19.10.2024
Durchbruch in der Neurowissenschaft: Das vollständige Konnektom der Fruchtfliege rekonstruiert

Ein internationales Forscherteam hat einen bedeutenden Schritt im Bereich der Neurowissenschaften erzielt: Sie haben das vollständige Konnektom einer ausgewachsenen Fruchtfliege rekonstruiert. Das bedeutet, sie haben die genaue Position und Verbindung aller rund 140.000 Neuronen im Gehirn der Fliege kartiert. Dieser Durchbruch, der in der Fachzeitschrift „Nature“ veröffentlicht wurde, wird von unabhängigen Forschern als Meilenstein gefeiert. Wie die FAZ berichtet, ermöglicht dieses „FlyWire“ genannte Projekt nun völlig neue Einblicke in die Funktionsweise des Fliegenhirns.

Die Entschlüsselung des Nervensystems ist eine der größten Herausforderungen der Wissenschaft. Bereits in der Vergangenheit konnten Wissenschaftler durch die Erforschung einfacher Organismen wichtige Erkenntnisse über die Funktionsweise von Neuronen und Lernprozessen gewinnen. So erhielt der Biochemiker Eric Kandel im Jahr 2000 den Nobelpreis für seine Studien am Nervensystem von Meeresschnecken, die etwa 20.000 Neuronen besitzen. Vollständig rekonstruiert wurden bisher die „Gehirne“ des Fadenwurms C. elegans mit rund 300 Neuronen und von Fruchtfliegenlarven mit etwa 3000 Neuronen.

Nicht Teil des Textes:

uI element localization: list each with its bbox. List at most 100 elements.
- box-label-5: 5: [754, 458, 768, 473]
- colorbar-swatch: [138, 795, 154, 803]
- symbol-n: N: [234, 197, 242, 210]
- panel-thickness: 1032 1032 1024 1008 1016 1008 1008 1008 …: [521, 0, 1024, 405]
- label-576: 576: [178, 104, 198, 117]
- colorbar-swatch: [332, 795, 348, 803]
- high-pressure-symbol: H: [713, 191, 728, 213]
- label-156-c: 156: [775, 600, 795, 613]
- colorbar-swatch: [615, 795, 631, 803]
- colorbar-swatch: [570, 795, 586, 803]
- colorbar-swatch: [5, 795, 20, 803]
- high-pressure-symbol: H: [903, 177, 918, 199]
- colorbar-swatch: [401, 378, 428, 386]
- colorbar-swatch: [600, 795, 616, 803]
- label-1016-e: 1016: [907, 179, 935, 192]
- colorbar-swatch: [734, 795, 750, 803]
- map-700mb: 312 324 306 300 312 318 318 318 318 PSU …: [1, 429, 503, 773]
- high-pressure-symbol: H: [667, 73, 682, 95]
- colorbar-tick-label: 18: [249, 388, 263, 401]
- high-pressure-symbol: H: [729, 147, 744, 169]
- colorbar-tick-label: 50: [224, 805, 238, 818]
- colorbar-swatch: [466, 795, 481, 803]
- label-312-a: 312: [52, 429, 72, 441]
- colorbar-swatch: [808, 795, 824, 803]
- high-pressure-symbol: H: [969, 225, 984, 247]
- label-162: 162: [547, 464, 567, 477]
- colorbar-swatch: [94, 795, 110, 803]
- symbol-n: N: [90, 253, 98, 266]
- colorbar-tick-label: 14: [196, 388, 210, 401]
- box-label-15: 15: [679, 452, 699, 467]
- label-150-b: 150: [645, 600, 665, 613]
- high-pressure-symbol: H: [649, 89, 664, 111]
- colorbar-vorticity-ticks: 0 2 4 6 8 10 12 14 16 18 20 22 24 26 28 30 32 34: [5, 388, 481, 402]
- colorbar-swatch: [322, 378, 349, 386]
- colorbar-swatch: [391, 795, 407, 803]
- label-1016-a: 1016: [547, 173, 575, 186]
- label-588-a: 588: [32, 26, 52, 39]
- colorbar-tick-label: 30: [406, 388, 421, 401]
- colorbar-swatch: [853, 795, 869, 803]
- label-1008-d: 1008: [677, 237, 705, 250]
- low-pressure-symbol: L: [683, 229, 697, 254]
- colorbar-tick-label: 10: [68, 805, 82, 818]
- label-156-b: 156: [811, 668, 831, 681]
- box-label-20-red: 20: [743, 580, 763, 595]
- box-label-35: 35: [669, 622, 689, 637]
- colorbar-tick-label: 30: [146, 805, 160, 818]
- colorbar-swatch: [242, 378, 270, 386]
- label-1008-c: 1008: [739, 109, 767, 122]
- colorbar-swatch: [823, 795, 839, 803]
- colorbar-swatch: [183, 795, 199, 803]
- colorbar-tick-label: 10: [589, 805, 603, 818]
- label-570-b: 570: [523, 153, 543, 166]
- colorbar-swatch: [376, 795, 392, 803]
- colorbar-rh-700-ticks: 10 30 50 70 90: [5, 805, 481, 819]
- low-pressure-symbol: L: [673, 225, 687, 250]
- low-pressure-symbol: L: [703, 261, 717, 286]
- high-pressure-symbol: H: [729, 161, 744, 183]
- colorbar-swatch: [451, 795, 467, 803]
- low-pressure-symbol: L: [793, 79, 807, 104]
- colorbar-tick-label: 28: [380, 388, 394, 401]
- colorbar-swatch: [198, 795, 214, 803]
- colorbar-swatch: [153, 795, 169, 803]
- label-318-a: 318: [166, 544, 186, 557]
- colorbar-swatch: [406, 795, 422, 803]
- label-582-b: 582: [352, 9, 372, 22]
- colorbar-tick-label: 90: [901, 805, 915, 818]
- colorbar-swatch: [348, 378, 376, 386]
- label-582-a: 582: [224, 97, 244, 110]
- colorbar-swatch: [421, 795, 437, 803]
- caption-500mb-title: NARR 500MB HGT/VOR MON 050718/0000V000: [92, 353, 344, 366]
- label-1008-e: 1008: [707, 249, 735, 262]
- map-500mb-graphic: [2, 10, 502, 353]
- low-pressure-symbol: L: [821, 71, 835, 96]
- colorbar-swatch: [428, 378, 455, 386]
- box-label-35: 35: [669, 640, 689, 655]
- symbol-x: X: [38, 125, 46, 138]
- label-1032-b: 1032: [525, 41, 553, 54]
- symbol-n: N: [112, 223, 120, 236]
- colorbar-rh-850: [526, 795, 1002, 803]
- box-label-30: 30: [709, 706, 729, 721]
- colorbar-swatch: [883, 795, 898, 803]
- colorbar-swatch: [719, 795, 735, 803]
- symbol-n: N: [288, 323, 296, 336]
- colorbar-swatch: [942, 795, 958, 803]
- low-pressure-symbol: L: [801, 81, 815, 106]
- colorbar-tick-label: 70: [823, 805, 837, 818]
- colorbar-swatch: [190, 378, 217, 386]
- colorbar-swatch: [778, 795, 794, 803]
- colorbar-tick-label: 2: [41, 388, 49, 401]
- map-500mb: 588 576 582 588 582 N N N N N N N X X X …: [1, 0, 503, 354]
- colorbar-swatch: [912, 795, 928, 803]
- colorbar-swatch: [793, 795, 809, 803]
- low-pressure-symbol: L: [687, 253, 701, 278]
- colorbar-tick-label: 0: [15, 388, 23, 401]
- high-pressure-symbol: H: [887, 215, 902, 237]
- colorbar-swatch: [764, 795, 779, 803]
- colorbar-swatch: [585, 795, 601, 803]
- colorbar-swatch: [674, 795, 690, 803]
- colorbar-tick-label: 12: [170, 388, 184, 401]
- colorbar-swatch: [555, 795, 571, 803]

Das nun kartierte Gehirn einer erwachsenen Fruchtfliege, klein wie ein Mohnkorn, enthält fast 140.000 Neuronen – das menschliche Gehirn hat etwa 600.000 Mal so viele. Laut dem Forscherteam hat jedes Neuron in der Fliege durchschnittlich 360 Verbindungen zu anderen Nervenzellen.

Um diesen komplexen „Schaltplan“ des Fliegenhirns zu erstellen, analysierte das Team 21 Millionen elektronenmikroskopische Aufnahmen von über 7000 Gewebeproben aus dem Gehirn einer weiblichen Fruchtfliege. Dieser aufwendige Prozess wurde durch den Einsatz automatisierter Algorithmen und die Unterstützung von Computerspielern, die sich in das „FlyWire“-Projekt einbrachten, ermöglicht.

Obwohl das Fliegenhirn im Vergleich zum menschlichen Gehirn winzig ist, ist es laut John Ngai, Direktor der Initiative „Brain“ der amerikanischen National Institutes of Health, die das Projekt mitfinanzierte, leistungsfähiger als ein Computer. „Doch größtenteils verstehen wir seine zugrundeliegende Logik noch nicht“, so Ngai.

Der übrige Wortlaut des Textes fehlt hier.